On May 4, Tydro, a non-custodial lending protocol built on Ink and powered by Aave, paused all markets after detecting issues with a third-party oracle provider. The protocol, which holds over $247 million in deposits and $206.7 million in active loans, stated the pause was ‘out of an abundance of caution’ and that user funds remained safe, but offered no timeline for restoration. The shutdown comes just two weeks after Tydro participated in a coordinated DeFi relief effort for Aave following the April 18 exploit that drained approximately $290 million from the lending giant.
That exploit, attributed to North Korea's Lazarus Group, involved the minting of uncollateralized rsETH tokens via a KelpDAO bridge vulnerability. The attacker used the worthless collateral to borrow real assets, triggering over $15.1 billion in outflows from Aave as its deposits plummeted from $48.5 billion to $30.7 billion. Aave, along with Tydro and the Ink Foundation, had moved to mitigate bad debt and support affected lenders, but the fallout continues.

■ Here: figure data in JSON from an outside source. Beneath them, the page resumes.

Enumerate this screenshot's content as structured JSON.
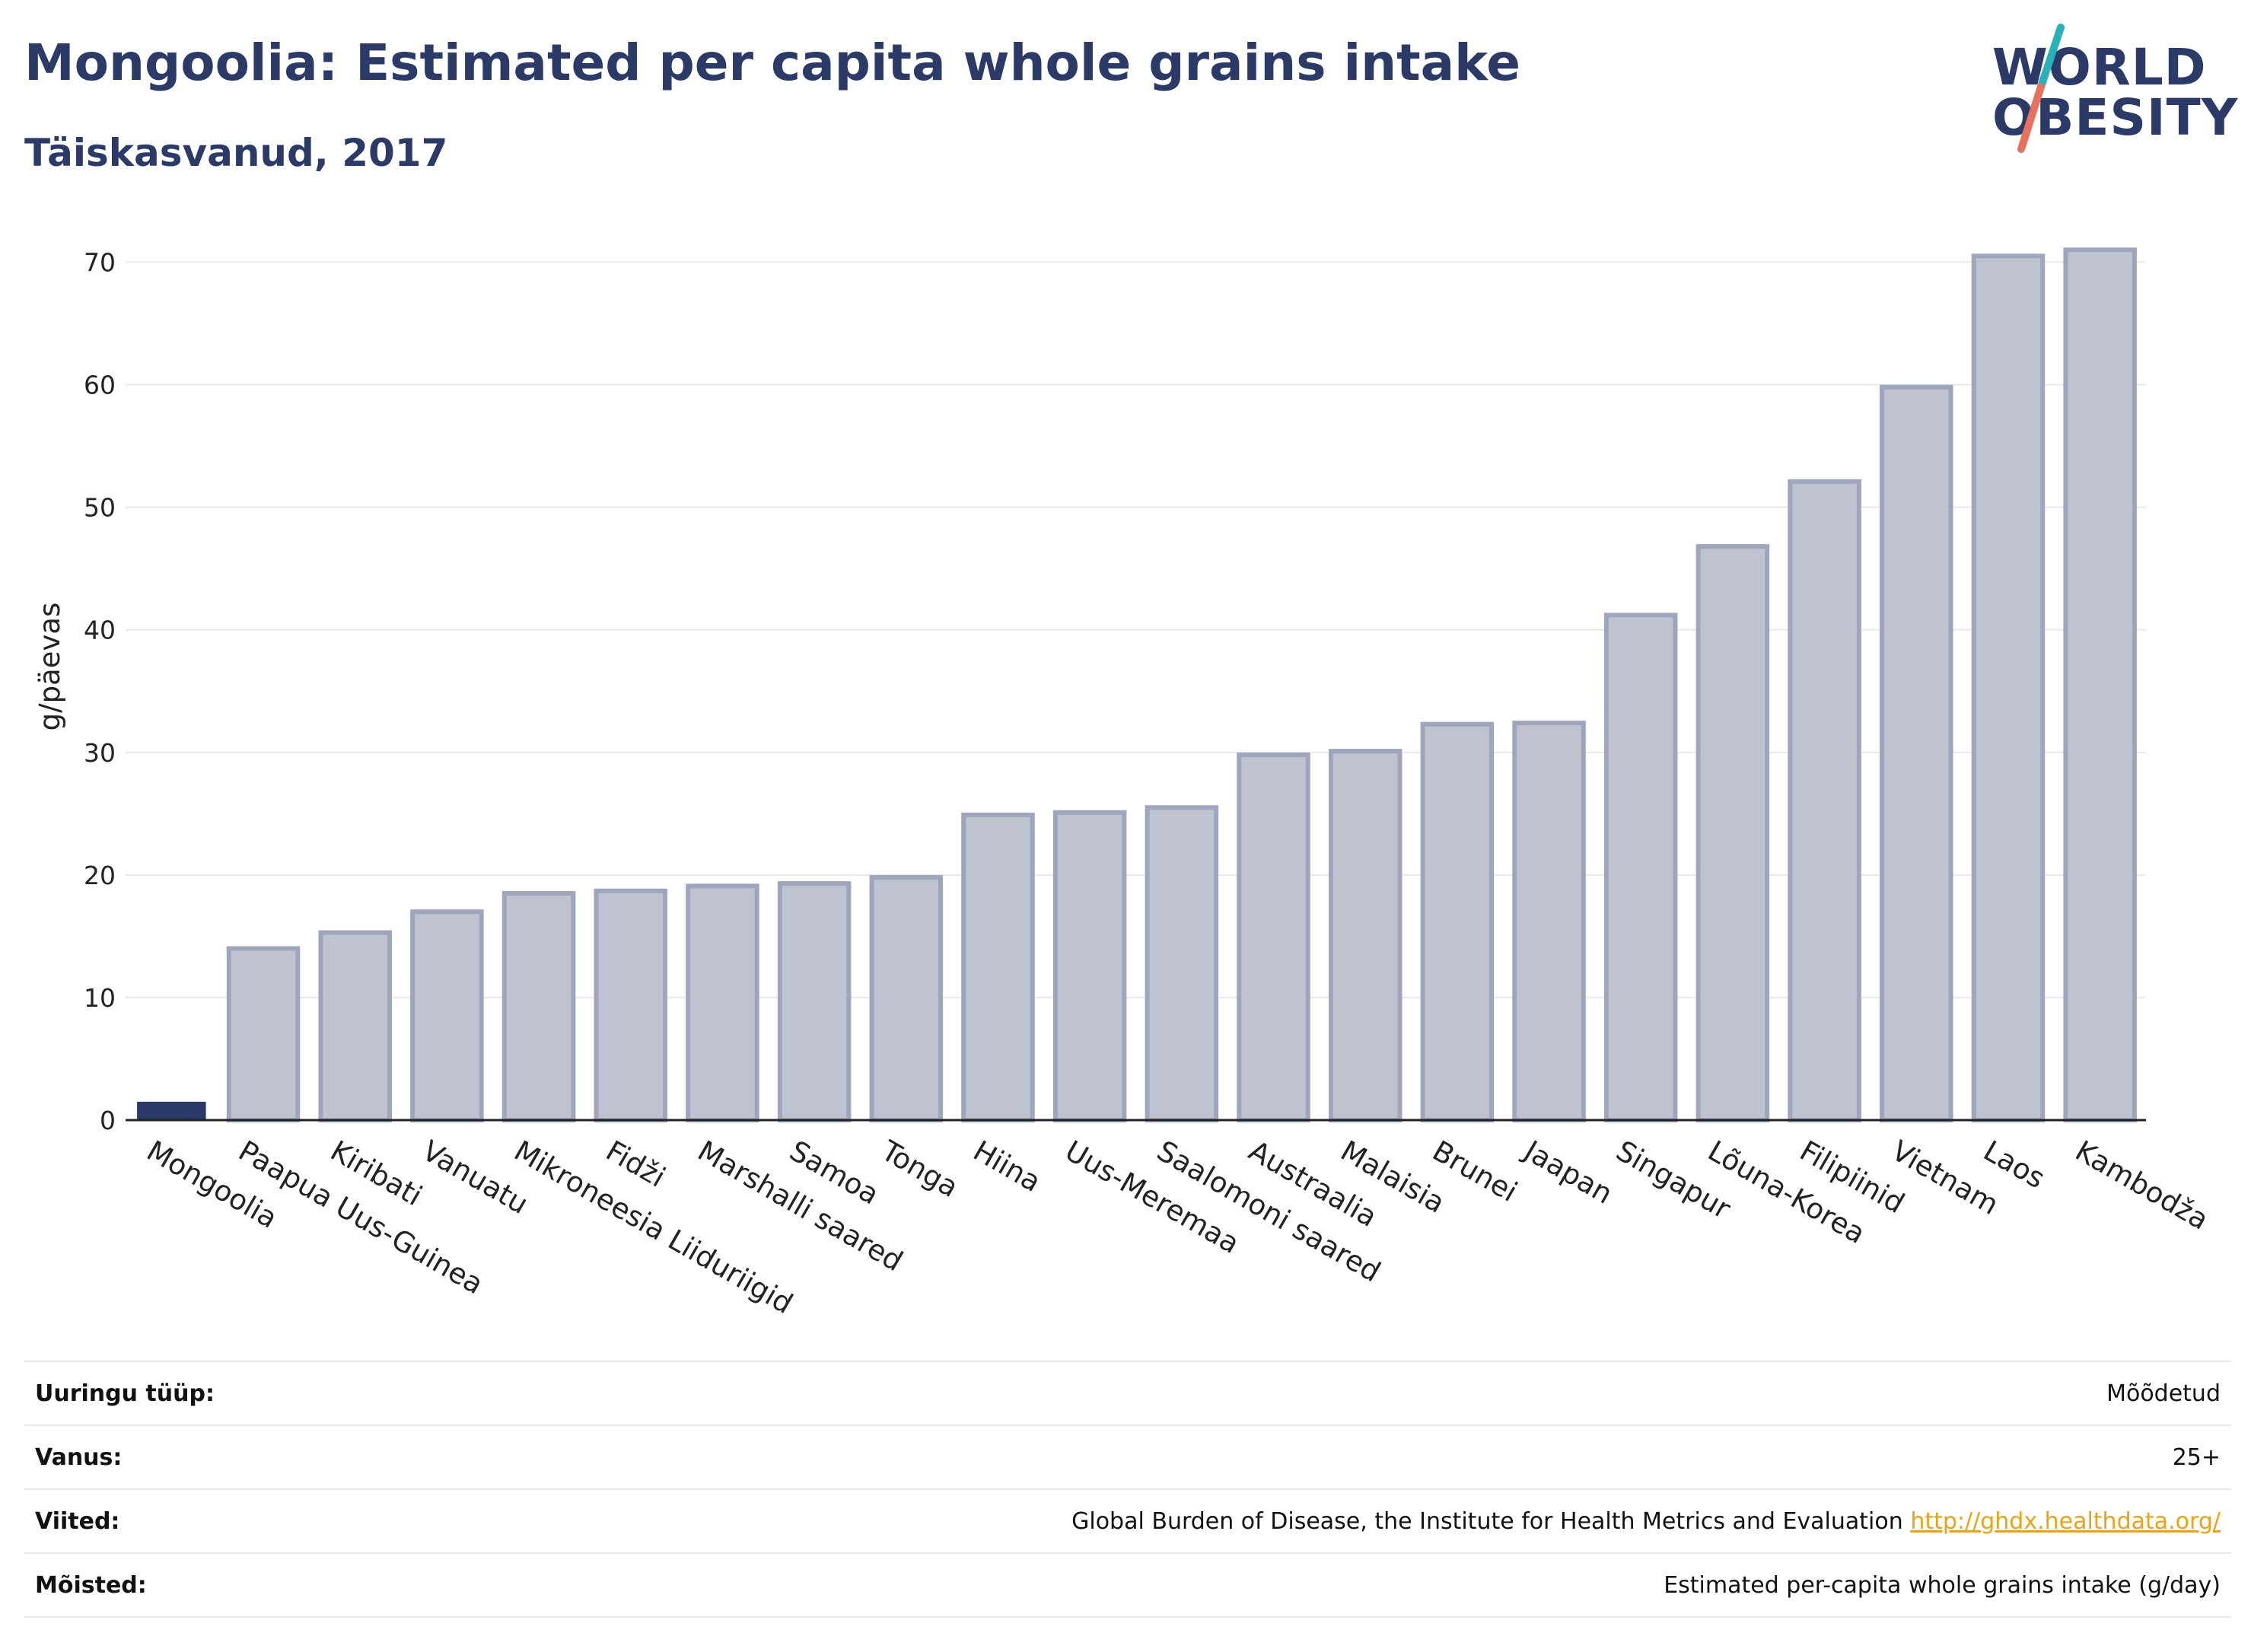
{
  "header": {
    "title": "Mongoolia: Estimated per capita whole grains intake",
    "subtitle": "Täiskasvanud, 2017"
  },
  "logo": {
    "line1": "WORLD",
    "line2": "OBESITY",
    "colors": {
      "text": "#2b3a67",
      "stroke_top": "#2ab0b8",
      "stroke_bottom": "#e8705f"
    }
  },
  "chart_data": {
    "type": "bar",
    "categories": [
      "Mongoolia",
      "Paapua Uus-Guinea",
      "Kiribati",
      "Vanuatu",
      "Mikroneesia Liiduriigid",
      "Fidži",
      "Marshalli saared",
      "Samoa",
      "Tonga",
      "Hiina",
      "Uus-Meremaa",
      "Saalomoni saared",
      "Austraalia",
      "Malaisia",
      "Brunei",
      "Jaapan",
      "Singapur",
      "Lõuna-Korea",
      "Filipiinid",
      "Vietnam",
      "Laos",
      "Kambodža"
    ],
    "values": [
      1.5,
      14.0,
      15.3,
      17.0,
      18.5,
      18.7,
      19.1,
      19.3,
      19.8,
      24.9,
      25.1,
      25.5,
      29.8,
      30.1,
      32.3,
      32.4,
      41.2,
      46.8,
      52.1,
      59.8,
      70.5,
      71.0
    ],
    "highlight_index": 0,
    "xlabel": "",
    "ylabel": "g/päevas",
    "ylim": [
      0,
      74
    ],
    "yticks": [
      0,
      10,
      20,
      30,
      40,
      50,
      60,
      70
    ],
    "grid": true,
    "colors": {
      "highlight": "#2b3a67",
      "bar_fill": "#bfc3d0",
      "bar_stroke": "#9fa5bc",
      "grid": "#e6e8ec",
      "axis": "#222222"
    }
  },
  "info": [
    {
      "label": "Uuringu tüüp:",
      "value": "Mõõdetud"
    },
    {
      "label": "Vanus:",
      "value": "25+"
    },
    {
      "label": "Viited:",
      "value": "Global Burden of Disease, the Institute for Health Metrics and Evaluation",
      "link": "http://ghdx.healthdata.org/"
    },
    {
      "label": "Mõisted:",
      "value": "Estimated per-capita whole grains intake (g/day)"
    }
  ]
}
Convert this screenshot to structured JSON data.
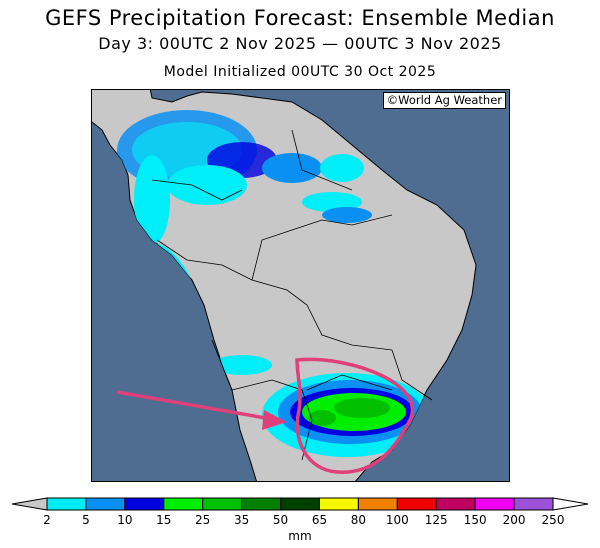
{
  "title": "GEFS Precipitation Forecast: Ensemble Median",
  "subtitle": "Day 3: 00UTC 2 Nov 2025 — 00UTC 3 Nov 2025",
  "init": "Model Initialized 00UTC 30 Oct 2025",
  "credit": "©World Ag Weather",
  "colorbar": {
    "unit": "mm",
    "ticks": [
      "2",
      "5",
      "10",
      "15",
      "25",
      "35",
      "50",
      "65",
      "80",
      "100",
      "125",
      "150",
      "200",
      "250"
    ],
    "colors": [
      "#00eef8",
      "#0a90f2",
      "#0000e0",
      "#00ee00",
      "#00c000",
      "#008000",
      "#004000",
      "#f8f800",
      "#f08000",
      "#f00000",
      "#c00060",
      "#f000f0",
      "#9c50d8"
    ],
    "low_color": "#c8c8c8",
    "high_color": "#ffffff"
  },
  "colors": {
    "ocean": "#4e6d91",
    "land": "#c8c8c8",
    "annotation": "#e0407a"
  }
}
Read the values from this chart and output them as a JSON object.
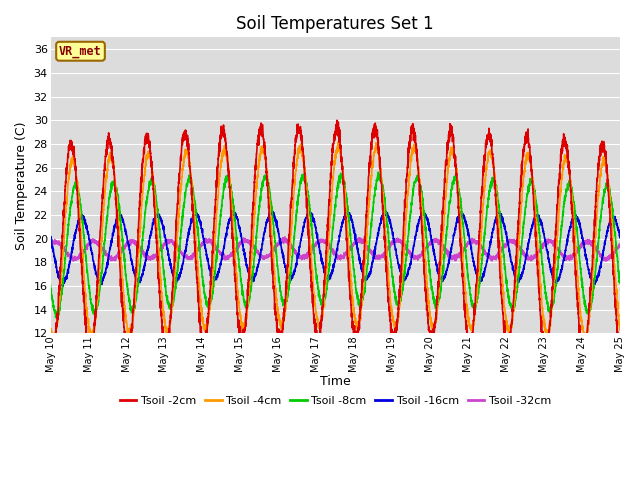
{
  "title": "Soil Temperatures Set 1",
  "xlabel": "Time",
  "ylabel": "Soil Temperature (C)",
  "ylim": [
    12,
    37
  ],
  "yticks": [
    12,
    14,
    16,
    18,
    20,
    22,
    24,
    26,
    28,
    30,
    32,
    34,
    36
  ],
  "bg_color": "#dcdcdc",
  "fig_color": "#ffffff",
  "legend_labels": [
    "Tsoil -2cm",
    "Tsoil -4cm",
    "Tsoil -8cm",
    "Tsoil -16cm",
    "Tsoil -32cm"
  ],
  "legend_colors": [
    "#dd0000",
    "#ff9900",
    "#00cc00",
    "#0000dd",
    "#cc44cc"
  ],
  "annotation_text": "VR_met",
  "annotation_box_color": "#ffff99",
  "annotation_box_edge": "#996600",
  "annotation_text_color": "#880000",
  "n_days": 15,
  "start_day": 10,
  "grid_color": "#ffffff",
  "linewidth": 1.2
}
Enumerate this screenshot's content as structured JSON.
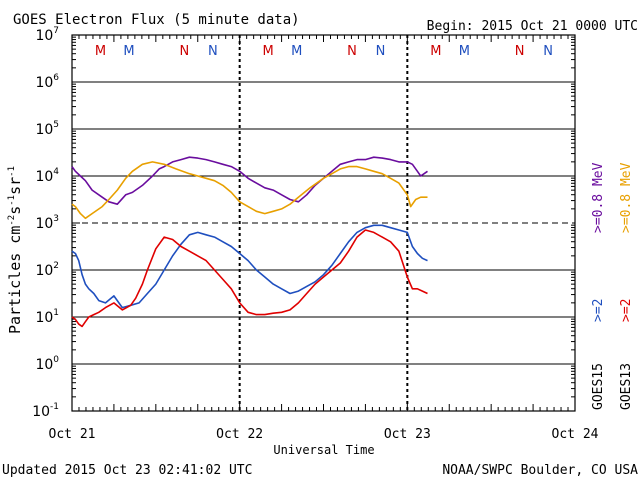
{
  "header": {
    "title": "GOES Electron Flux (5 minute data)",
    "begin": "Begin: 2015 Oct 21 0000 UTC"
  },
  "footer": {
    "updated": "Updated 2015 Oct 23 02:41:02 UTC",
    "credit": "NOAA/SWPC Boulder, CO USA"
  },
  "chart_data": {
    "type": "line",
    "title": "GOES Electron Flux (5 minute data)",
    "xlabel": "Universal Time",
    "ylabel_base": "Particles cm",
    "ylabel_e1": "-2",
    "ylabel_mid": "s",
    "ylabel_e2": "-1",
    "ylabel_mid2": "sr",
    "ylabel_e3": "-1",
    "yscale": "log",
    "ylim_exp": [
      -1,
      7
    ],
    "ytick_exponents": [
      "7",
      "6",
      "5",
      "4",
      "3",
      "2",
      "1",
      "0",
      "-1"
    ],
    "xlim_days": [
      0,
      3
    ],
    "xtick_labels": [
      "Oct 21",
      "Oct 22",
      "Oct 23",
      "Oct 24"
    ],
    "threshold_exp": 3,
    "day_markers": [
      1,
      2
    ],
    "markers": [
      {
        "t": 0.17,
        "label": "M",
        "color": "#cc0000"
      },
      {
        "t": 0.34,
        "label": "M",
        "color": "#1f4fbf"
      },
      {
        "t": 0.67,
        "label": "N",
        "color": "#cc0000"
      },
      {
        "t": 0.84,
        "label": "N",
        "color": "#1f4fbf"
      },
      {
        "t": 1.17,
        "label": "M",
        "color": "#cc0000"
      },
      {
        "t": 1.34,
        "label": "M",
        "color": "#1f4fbf"
      },
      {
        "t": 1.67,
        "label": "N",
        "color": "#cc0000"
      },
      {
        "t": 1.84,
        "label": "N",
        "color": "#1f4fbf"
      },
      {
        "t": 2.17,
        "label": "M",
        "color": "#cc0000"
      },
      {
        "t": 2.34,
        "label": "M",
        "color": "#1f4fbf"
      },
      {
        "t": 2.67,
        "label": "N",
        "color": "#cc0000"
      },
      {
        "t": 2.84,
        "label": "N",
        "color": "#1f4fbf"
      }
    ],
    "legend": {
      "goes15": "GOES15",
      "goes13": "GOES13",
      "p15_low": ">=2",
      "p15_high": ">=0.8 MeV",
      "p13_low": ">=2",
      "p13_high": ">=0.8 MeV"
    },
    "series": [
      {
        "name": "GOES15 >=0.8 MeV",
        "color": "#6a0d9e",
        "t": [
          0.0,
          0.02,
          0.05,
          0.08,
          0.12,
          0.18,
          0.22,
          0.27,
          0.32,
          0.36,
          0.42,
          0.48,
          0.52,
          0.55,
          0.6,
          0.65,
          0.7,
          0.75,
          0.8,
          0.85,
          0.9,
          0.95,
          1.0,
          1.05,
          1.1,
          1.15,
          1.2,
          1.25,
          1.3,
          1.35,
          1.4,
          1.45,
          1.5,
          1.55,
          1.6,
          1.65,
          1.7,
          1.75,
          1.8,
          1.85,
          1.9,
          1.95,
          2.0,
          2.03,
          2.06,
          2.08,
          2.1,
          2.12
        ],
        "log10": [
          4.2,
          4.1,
          4.0,
          3.9,
          3.7,
          3.55,
          3.45,
          3.4,
          3.6,
          3.65,
          3.8,
          4.0,
          4.15,
          4.2,
          4.3,
          4.35,
          4.4,
          4.38,
          4.35,
          4.3,
          4.25,
          4.2,
          4.1,
          3.95,
          3.85,
          3.75,
          3.7,
          3.6,
          3.5,
          3.45,
          3.6,
          3.8,
          3.95,
          4.1,
          4.25,
          4.3,
          4.35,
          4.35,
          4.4,
          4.38,
          4.35,
          4.3,
          4.3,
          4.25,
          4.1,
          4.0,
          4.05,
          4.1
        ]
      },
      {
        "name": "GOES13 >=0.8 MeV",
        "color": "#e8a000",
        "t": [
          0.0,
          0.02,
          0.05,
          0.08,
          0.12,
          0.18,
          0.22,
          0.27,
          0.32,
          0.36,
          0.42,
          0.48,
          0.55,
          0.62,
          0.7,
          0.75,
          0.8,
          0.85,
          0.9,
          0.95,
          1.0,
          1.05,
          1.1,
          1.15,
          1.2,
          1.25,
          1.3,
          1.35,
          1.42,
          1.5,
          1.55,
          1.6,
          1.65,
          1.7,
          1.75,
          1.8,
          1.85,
          1.9,
          1.95,
          2.0,
          2.02,
          2.05,
          2.08,
          2.1,
          2.12
        ],
        "log10": [
          3.4,
          3.35,
          3.2,
          3.1,
          3.2,
          3.35,
          3.5,
          3.7,
          3.95,
          4.1,
          4.25,
          4.3,
          4.25,
          4.15,
          4.05,
          4.0,
          3.95,
          3.9,
          3.8,
          3.65,
          3.45,
          3.35,
          3.25,
          3.2,
          3.25,
          3.3,
          3.4,
          3.55,
          3.75,
          3.95,
          4.05,
          4.15,
          4.2,
          4.2,
          4.15,
          4.1,
          4.05,
          3.95,
          3.85,
          3.6,
          3.35,
          3.5,
          3.55,
          3.55,
          3.55
        ]
      },
      {
        "name": "GOES15 >=2 MeV",
        "color": "#1f4fbf",
        "t": [
          0.0,
          0.02,
          0.04,
          0.06,
          0.08,
          0.1,
          0.13,
          0.16,
          0.2,
          0.25,
          0.3,
          0.35,
          0.4,
          0.45,
          0.5,
          0.55,
          0.6,
          0.65,
          0.7,
          0.75,
          0.8,
          0.85,
          0.9,
          0.95,
          1.0,
          1.05,
          1.1,
          1.15,
          1.2,
          1.25,
          1.3,
          1.35,
          1.4,
          1.45,
          1.5,
          1.55,
          1.6,
          1.65,
          1.7,
          1.75,
          1.8,
          1.85,
          1.9,
          1.95,
          2.0,
          2.03,
          2.06,
          2.09,
          2.12
        ],
        "log10": [
          2.4,
          2.35,
          2.2,
          1.9,
          1.7,
          1.6,
          1.5,
          1.35,
          1.3,
          1.45,
          1.2,
          1.25,
          1.3,
          1.5,
          1.7,
          2.0,
          2.3,
          2.55,
          2.75,
          2.8,
          2.75,
          2.7,
          2.6,
          2.5,
          2.35,
          2.2,
          2.0,
          1.85,
          1.7,
          1.6,
          1.5,
          1.55,
          1.65,
          1.75,
          1.9,
          2.1,
          2.35,
          2.6,
          2.8,
          2.9,
          2.95,
          2.95,
          2.9,
          2.85,
          2.8,
          2.5,
          2.35,
          2.25,
          2.2
        ]
      },
      {
        "name": "GOES13 >=2 MeV",
        "color": "#e00000",
        "t": [
          0.0,
          0.02,
          0.04,
          0.06,
          0.08,
          0.1,
          0.13,
          0.16,
          0.2,
          0.25,
          0.3,
          0.35,
          0.38,
          0.42,
          0.45,
          0.5,
          0.55,
          0.6,
          0.65,
          0.7,
          0.75,
          0.8,
          0.85,
          0.9,
          0.95,
          1.0,
          1.05,
          1.1,
          1.15,
          1.2,
          1.25,
          1.3,
          1.35,
          1.4,
          1.45,
          1.5,
          1.55,
          1.6,
          1.65,
          1.7,
          1.75,
          1.8,
          1.85,
          1.9,
          1.95,
          2.0,
          2.03,
          2.06,
          2.09,
          2.12
        ],
        "log10": [
          1.0,
          0.95,
          0.85,
          0.8,
          0.9,
          1.0,
          1.05,
          1.1,
          1.2,
          1.3,
          1.15,
          1.25,
          1.4,
          1.7,
          2.0,
          2.45,
          2.7,
          2.65,
          2.5,
          2.4,
          2.3,
          2.2,
          2.0,
          1.8,
          1.6,
          1.3,
          1.1,
          1.05,
          1.05,
          1.08,
          1.1,
          1.15,
          1.3,
          1.5,
          1.7,
          1.85,
          2.0,
          2.15,
          2.4,
          2.7,
          2.85,
          2.8,
          2.7,
          2.6,
          2.4,
          1.85,
          1.6,
          1.6,
          1.55,
          1.5
        ]
      }
    ]
  }
}
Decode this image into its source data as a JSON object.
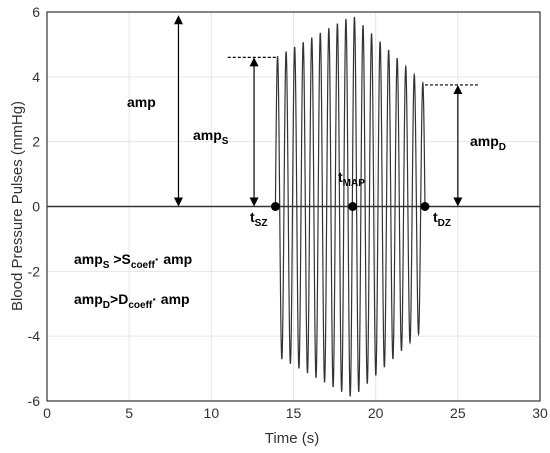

Meanwhile, a legal battle over $71 million in frozen ETH tied to the exploit is intensifying. In a May 6 hearing in Manhattan federal court, lawyers for victims of North Korean terrorism are seeking to preserve a restraining order by reframing the incident as fraud rather than theft. The filing argues that North Korea ‘borrowed assets from users of the Aave Protocol and did not pay it back,’ obtaining legal title to the assets through deception, much like a Ponzi scheme. This classification could allow victims to seize the frozen ether under the Terrorism Risk Insurance Act, potentially overriding Aave’s attempts to return the funds to users. Aave disputes the freeze, arguing the protocol does not custody assets, but its terms of service may weaken its standing. The outcome may set a precedent for how courts treat crypto tied to state-backed hackers in DeFi exploits.